Enrich Elasticsearch via MySQL based on field value

Hi,

I'm importing a ton of events into elasticsearch via logstash from a S3 bucket with logs.

Based on a specific UUID in every event I would want to fetch the aggregated info from a MySQL database and update/enrich that same event with that extra data, so it can be used later on Kibana.

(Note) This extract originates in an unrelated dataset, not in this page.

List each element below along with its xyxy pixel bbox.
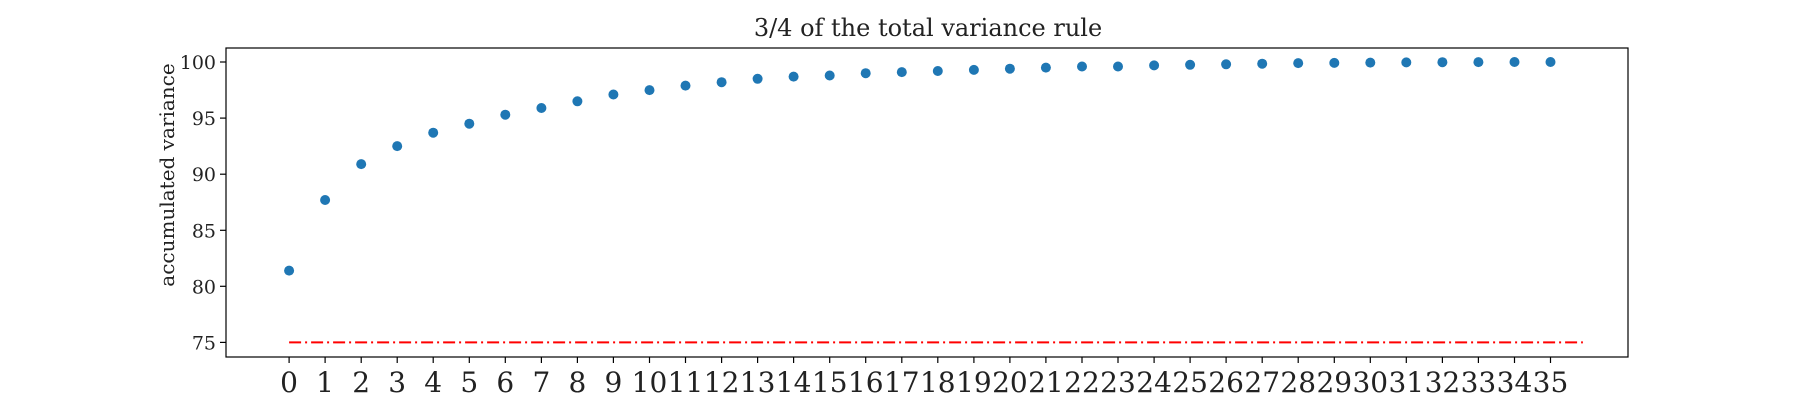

Is there a way I can accomplish this?

TIA

Hi,
I'm afraid I'd need some more info to be able to help you. Can you post what the data looks like and what you want to do with it exactly please?

Hi @javanna

Well, our log entries look something like this:

web	2016-06-23 15:17:55.612	2016-06-23 14:59:53.000		unstruct	9f8aaa2f-b24f-4c8b-8ca6-f6289f072a85			custom	clj-1.1.0-tom-0.2.0	hadoop-1.6.0-common-0.21.0		93.XXX.243.XXX				07eae7d2-04ae-464f-8cd0-98a917bb9975												http://xxx.com/test			http	xx.com	80	/test																							{"schema":"iglu:com.snowplowanalytics.snowplow/unstruct_event/jsonschema/1-0-0","data":{"schema":"iglu:com.xxx/open/jsonschema/1-0-1","data":{"cid":"2253450","eid":"2231323","uid":"21"}}}																			Mozilla/5.0 (Macintosh; Intel Mac OS X 10_11_5) AppleWebKit/537.36 (KHTML, like Gecko) Chrome/51.0.2704.103 Safari/537.36																																															2016-06-23 14:59:53.000	com.xxx	open	jsonschema	1-0-1		

Within logstash we're able to parse all the parameters, including the ones on jsonschema.
So our idea is, based on cid, eid, and uid values passed, being able to lookup a MySQL database and retrieve some extra info that allow us to enrich the event data. Let's say gender, age, anything else... that would allow us to do more consistent reports on Kibana.

I've found a plugin for Logstash the would do just that but is yet to be developed.

Right now there's no built-in functionality to handle jdbc at the filter stage. Currently there's a community-made jdbc filter by one of the most involved contributors to logstash, but I haven't tested it myself.

An alternative, that I used to do in my last job, is to use a zeromq filter and a small application that speaks zeromq and executes queries using a ruby library like sequel.